L'impératif de la robotique

La tendance vers des modèles mondiaux est en grande partie motivée par l’industrie de la robotique, qui a investi des milliards de dollars dans des robots humanoïdes dont les prouesses physiques deviennent chaque année plus impressionnantes. Mais former ces machines à effectuer en toute sécurité des tâches ménagères telles que le repassage ou le chargement d’un lave-vaisselle reste difficile et coûteux, et LeCun insiste sur le fait que les modèles d’IA actuels ne seront jamais assez performants pour cet environnement.

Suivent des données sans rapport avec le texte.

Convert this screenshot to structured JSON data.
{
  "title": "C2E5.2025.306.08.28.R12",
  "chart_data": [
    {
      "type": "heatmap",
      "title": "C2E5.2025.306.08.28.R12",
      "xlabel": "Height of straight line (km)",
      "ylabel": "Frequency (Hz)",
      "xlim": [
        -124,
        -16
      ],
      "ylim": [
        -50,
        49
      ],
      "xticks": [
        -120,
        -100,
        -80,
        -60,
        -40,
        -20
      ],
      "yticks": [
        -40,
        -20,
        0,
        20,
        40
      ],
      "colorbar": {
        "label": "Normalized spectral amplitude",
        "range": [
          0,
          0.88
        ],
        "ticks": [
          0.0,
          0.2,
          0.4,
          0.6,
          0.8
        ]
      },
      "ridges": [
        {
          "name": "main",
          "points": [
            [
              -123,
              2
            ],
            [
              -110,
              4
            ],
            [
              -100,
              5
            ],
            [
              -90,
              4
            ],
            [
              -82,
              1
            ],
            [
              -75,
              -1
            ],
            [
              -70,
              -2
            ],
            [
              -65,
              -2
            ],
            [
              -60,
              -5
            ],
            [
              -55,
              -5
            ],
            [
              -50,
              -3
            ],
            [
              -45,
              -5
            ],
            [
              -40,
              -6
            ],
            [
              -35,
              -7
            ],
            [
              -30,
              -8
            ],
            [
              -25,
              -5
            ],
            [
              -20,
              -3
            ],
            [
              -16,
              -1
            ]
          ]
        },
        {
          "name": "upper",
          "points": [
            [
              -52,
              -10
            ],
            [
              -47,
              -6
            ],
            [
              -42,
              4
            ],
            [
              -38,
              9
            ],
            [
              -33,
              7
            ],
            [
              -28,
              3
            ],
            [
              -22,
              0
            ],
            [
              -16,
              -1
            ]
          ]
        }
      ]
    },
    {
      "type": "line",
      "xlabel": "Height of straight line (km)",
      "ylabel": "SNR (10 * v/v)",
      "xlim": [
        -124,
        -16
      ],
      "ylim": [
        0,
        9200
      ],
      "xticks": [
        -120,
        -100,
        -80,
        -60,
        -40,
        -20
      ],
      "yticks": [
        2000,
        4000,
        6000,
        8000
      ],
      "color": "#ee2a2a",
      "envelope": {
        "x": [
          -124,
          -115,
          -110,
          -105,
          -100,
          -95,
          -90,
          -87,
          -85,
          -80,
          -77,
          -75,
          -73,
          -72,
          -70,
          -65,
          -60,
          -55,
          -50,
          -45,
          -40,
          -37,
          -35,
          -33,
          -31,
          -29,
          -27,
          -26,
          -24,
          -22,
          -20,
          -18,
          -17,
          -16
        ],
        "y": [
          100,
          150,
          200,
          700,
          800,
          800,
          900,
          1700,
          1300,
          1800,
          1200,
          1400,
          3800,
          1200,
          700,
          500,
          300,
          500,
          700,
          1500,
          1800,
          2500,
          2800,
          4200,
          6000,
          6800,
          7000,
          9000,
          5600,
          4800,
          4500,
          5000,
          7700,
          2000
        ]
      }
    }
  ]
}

LeCun a déclaré qu'AMI Labs passerait le reste de 2026 à affiner son modèle et espère commencer à le déployer dans des environnements industriels en 2027. Si cela s'avère concluant, les ambitions s'élargiront considérablement.

"À terme, nous aurons des sortes de systèmes de renseignement génériques qui pourront être appliqués à presque tout dans le monde avec un minimum de formation ou de réglage précis", a-t-il déclaré.

Quant à ce qu’il adviendra des humains dans cet avenir, LeCun est optimiste. Les gens décideront toujours quoi construire et quelles questions poser, a-t-il déclaré, tandis que l’IA fonctionnera comme un adjoint compétent.

"Notre interaction avec les futurs systèmes d'IA, même s'ils sont plus intelligents que nous, sera comme l'interaction entre un capitaine d'industrie ou un leader politique avec son équipe d'assistants, dont beaucoup sont plus intelligents qu'eux."